И все же, хотя мой патрон свирепствовал над ним пытками ужасными и столь пречастыми как никогда ранее, понадобилось три дня, чтобы сломить подследственного и чтобы он признал какие-то малости, то есть, что он, когда был юнцом и только лишь несколько раз, взмолился черту и что он читал «Каббалу», но лишь для учения: признания было достаточно, чтобы судья Ринальди отправил его на костер, невзирая на мое гораздо более умеренное предложение приговорить к одному году содержания в застенке и к штрафу. Поскольку арестовали Спигини мы, инквизиция прислала всего лишь двух доминиканцев присутствовать на мирском процессе и по их отчетной грамоте попросту вынесла позднее свое решение о религиозной виновности. Все имущество Спигини конфисковали и выставили на аукцион в пользу папской казны. Жену и дочь осужденного изгнали из Рима и навечно заключили в монастырь служанками. И подумать только, что я не раз заглядывался на его дочку, которая была богатой и красивой и на мое счастье не дворянкой, она казалась мне отличной будущей женой, и она тоже бросала на меня красноречивые взгляды! Слава богу, что к тому времени, когда ее отца арестовали, руки ее я еще не попросил.

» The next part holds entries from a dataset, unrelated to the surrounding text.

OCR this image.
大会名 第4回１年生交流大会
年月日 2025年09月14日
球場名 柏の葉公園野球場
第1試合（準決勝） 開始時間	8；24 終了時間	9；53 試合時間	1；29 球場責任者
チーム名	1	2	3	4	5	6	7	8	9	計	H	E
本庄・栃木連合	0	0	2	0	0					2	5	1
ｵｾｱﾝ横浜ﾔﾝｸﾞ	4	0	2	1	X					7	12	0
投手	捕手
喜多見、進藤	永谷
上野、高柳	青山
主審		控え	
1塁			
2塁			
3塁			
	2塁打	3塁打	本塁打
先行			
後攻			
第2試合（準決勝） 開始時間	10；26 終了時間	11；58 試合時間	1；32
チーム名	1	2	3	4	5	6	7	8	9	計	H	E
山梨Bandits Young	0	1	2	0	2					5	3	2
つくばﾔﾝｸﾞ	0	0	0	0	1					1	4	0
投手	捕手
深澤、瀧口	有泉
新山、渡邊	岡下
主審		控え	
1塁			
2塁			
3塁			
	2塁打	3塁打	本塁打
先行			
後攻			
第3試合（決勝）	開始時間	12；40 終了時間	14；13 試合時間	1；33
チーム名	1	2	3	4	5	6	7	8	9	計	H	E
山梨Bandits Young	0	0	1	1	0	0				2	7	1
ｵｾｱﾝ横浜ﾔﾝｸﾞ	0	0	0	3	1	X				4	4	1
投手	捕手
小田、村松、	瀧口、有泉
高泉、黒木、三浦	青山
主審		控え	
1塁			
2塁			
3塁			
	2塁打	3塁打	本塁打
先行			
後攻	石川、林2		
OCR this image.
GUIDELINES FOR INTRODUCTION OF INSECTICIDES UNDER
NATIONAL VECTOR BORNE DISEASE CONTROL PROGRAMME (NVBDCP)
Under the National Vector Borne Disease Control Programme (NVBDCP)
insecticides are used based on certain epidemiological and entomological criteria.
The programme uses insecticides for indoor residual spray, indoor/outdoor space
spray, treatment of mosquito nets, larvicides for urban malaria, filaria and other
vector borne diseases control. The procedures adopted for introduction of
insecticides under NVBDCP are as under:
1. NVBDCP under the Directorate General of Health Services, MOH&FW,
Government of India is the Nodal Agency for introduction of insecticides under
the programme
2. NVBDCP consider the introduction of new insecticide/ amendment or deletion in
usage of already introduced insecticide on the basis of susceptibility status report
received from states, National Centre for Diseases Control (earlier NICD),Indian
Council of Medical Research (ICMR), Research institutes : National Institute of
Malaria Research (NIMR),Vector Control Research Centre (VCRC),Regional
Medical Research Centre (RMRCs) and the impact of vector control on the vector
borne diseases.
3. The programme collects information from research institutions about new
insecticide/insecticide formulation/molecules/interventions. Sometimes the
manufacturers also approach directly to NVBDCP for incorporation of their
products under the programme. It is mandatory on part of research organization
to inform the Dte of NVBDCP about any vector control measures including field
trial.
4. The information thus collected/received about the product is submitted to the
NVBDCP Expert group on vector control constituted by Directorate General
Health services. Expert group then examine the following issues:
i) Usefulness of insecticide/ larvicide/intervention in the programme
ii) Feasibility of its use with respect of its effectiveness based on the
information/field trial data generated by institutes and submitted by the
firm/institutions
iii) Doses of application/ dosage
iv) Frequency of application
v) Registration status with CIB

На всем этом судья Ринальди нажился, он заполучил на аукционе, который формально был доступен всякому, а по сути, никто в нем не участвовал, великолепный дом осужденного, заплатив за него минимальную цену. Обо всем этом он поведал мне с довольной миной только через несколько лет, а тогда он просто оповестил меня о покупке, заключив словами:
– Станем отныне соседями, дорогой мой помощник.
Испознав довольно, каким в глубине души поистине был Ринальди, и узнав от прочих ему подобных, что на охоте на ведьм наживаются, закралась мне в сердце мысль уйти из магистратуры; но в 1527 году нагрянуло разграбление Рима: я по долгу службы спас документы процессов, и когда вскоре моего наставника продвинули на более высокую должность, меня назначили верховным судьей. Я подумал, что наконец-то смогу со своего поста вершить более строгую справедливость, и поэтому не оставил магистратуры. К тому же, несмотря на махинаторов, которые пользовались процессами о колдовстве для своих целей, я все же был твердо убежден в реальности и в опасности колдовства, как тому учил «Молот ведьм».
В пути, когда я ехал и размышлял об этом, и много раз спрашивал себя, как я буду вести дознание о влиятельном и прикрытом со всех сторон кавалере Ринальди, накатилась на меня слабость, и я вспомнил, что ничего не ел со вчерашнего полудня. Я уже подъезжал к городу, но был не в состоянии ехать дальше, не перекусив.
Не слишком далеко от дороги в сотне пертик справа от меня виднелась сыроварня. Я проехал по паровому полю и поскакал туда в надежде, что она не служит укрытием разбойникам. На птичьем дворе старая крестьянка бросала курам корм и, когда я подъехал, она застыла на месте, не сводя с меня пронизывающего, почти вызывающего взгляда.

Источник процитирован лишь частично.